Maroni: la tradizione non cambia e neanche la busta paga
          Dopo la bufera provocata dalla direttiva europea, il governo corre ai ripari "Dobbiamo comunque adeguarci all´Ue anche senza l´accordo tra le parti sociali"
          Il sottosegretario Sacconi che ha sollevato il caso: "Tempesta mediatica"

          GIANCARLO MOLA

          ROMA – Non ci sono più dubbi, ormai: domenica è sempre domenica. E così sarà anche per il futuro. Il governo ha infatti annunciato che in Italia il riposo settimanale continuerà a rispettare il dettato biblico, difeso con ardore dai cattolici e adottato con soddisfazione anche dai laici. Comunque vada la trattativa fra le parti sociali sul recepimento della direttiva europea sull´orario di lavoro, l´esecutivo non usufruirà, quindi, della facoltà – concessa dall´Unione – di scegliere un giorno festivo diverso dalla domenica.

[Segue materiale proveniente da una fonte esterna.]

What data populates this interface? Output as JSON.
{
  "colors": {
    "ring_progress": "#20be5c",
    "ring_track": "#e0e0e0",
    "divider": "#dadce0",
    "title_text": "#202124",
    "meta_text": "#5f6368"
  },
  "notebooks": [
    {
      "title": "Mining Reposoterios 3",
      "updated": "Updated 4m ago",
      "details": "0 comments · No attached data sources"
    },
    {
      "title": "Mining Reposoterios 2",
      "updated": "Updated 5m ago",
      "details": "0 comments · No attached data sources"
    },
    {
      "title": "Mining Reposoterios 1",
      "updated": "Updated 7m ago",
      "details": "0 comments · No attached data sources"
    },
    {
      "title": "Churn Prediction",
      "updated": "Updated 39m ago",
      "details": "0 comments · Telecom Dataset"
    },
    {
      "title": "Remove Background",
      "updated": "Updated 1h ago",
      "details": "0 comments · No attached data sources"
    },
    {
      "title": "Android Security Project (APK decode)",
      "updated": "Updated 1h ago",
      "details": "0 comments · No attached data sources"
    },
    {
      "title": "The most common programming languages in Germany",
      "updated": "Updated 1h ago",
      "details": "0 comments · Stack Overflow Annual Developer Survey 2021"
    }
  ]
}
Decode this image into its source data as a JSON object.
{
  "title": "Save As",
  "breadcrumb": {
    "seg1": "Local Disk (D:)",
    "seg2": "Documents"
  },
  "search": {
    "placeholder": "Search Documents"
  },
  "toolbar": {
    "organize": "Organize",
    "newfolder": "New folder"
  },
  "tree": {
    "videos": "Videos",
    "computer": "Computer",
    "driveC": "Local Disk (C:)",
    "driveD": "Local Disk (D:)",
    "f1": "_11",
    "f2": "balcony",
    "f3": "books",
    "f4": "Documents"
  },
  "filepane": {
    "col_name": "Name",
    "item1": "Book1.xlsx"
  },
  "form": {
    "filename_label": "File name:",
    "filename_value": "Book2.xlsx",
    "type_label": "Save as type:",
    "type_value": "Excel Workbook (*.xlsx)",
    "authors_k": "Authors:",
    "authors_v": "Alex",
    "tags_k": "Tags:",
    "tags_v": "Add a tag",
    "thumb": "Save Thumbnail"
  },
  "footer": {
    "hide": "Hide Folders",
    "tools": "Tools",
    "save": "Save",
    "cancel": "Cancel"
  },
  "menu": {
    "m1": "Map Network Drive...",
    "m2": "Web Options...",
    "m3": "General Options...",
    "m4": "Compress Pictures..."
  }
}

          Il caso è chiuso quindi, a meno di improbabili colpi di scena. È lo stesso Roberto Maroni a spiegarlo: «La domenica resterà un giorno di riposo, come è sempre stato nella tradizione italiana», ha detto ieri mattina il ministro del Welfare. Che poi ha aggiunto: «Purtroppo le parti non hanno raggiunto l´auspicato avviso comune sulla direttiva. Comunque hanno ancora tempo fino al nove gennaio. Se entro quella data non ci sarà un´intesa, il dieci gennaio il governo presenterà la sua proposta, mantenendo la domenica come giorno di riposo. E nelle buste paga dei lavoratori non cambierà nulla».
          La domenica, infatti, è l´occhio di un ciclone di proporzioni ben diverse e distruttive. Non è il riposo settimanale a dividere i sindacati e gli imprenditori nella trattativa, ma tutto quello che ci ruota intorno. A partire dalle maggiorazioni salariali per i dipendenti chiamati a lavorare la domenica, che in futuro saranno inevitabilmente sempre più numerosi. E per finire con gli straordinari, una delle questioni più generali chiamate in causa dalla direttiva 34 del 2000.
          È stato proprio per accelerare l´accordo, probabilmente, che il sottosegretario al Welfare Maurizio Sacconi, mercoledì, aveva minacciato anche la possibilità di rivedere il regime dei riposi settimanali: «La direttiva europea non indica la domenica come giorno festivo», erano state le sue parole. Una dichiarazione che però aveva innescato una incontrollabile catena di reazioni. Contrari i cattolici, con i vescovi in prima linea a chiedere addirittura un referendum contro l´eventuale decisione del governo. Contrari i sindacati, ben consapevoli di quale fosse la posta in gioco. Contrari i partiti di entrambi gli schieramenti: la domenica è riuscita a mettere d´accordo finanche il verde con simpatie no-global Paolo Cento e il responsabile delle politiche familiari di Alleanza nazionale Riccardo Pedrizzi.
          Nel frattempo, l´Unione europea si è preoccupata di chiarire, ancora una volta, che gli stati membri sono liberissimi di scegliere (e infatti hanno tutti, con l´eccezione della Francia, già recepito la direttiva mantenendo la festività domenicale). «L´Ue non ha affatto abolito da domenica», ha detto ieri a Bruxelles Andrew Fielding, portavoce del commissario europeo al lavoro.
          Per placare gli animi – e tranquillizzare milioni di italiani – il governo ha deciso così di mandare in campo ben tre ministri. Dopo Maroni è intervenuto Antonio Marzano, responsabile delle Attività produttive: «Da liberale cattolico sono affezionato alla domenica». Poi è stata la volta di Rocco Buttiglione (Politiche comunitarie): «Abbiamo fatto molto rumore per nulla, ma la domenica continuerà ad essere quella che è sempre stata per gli italiani». Infine è arrivato lo stesso Sacconi, che dopo aver aperto il caso si è prodigato per seppellirlo. Così: «È stata una tempesta mediatica in un bicchiere d´acqua».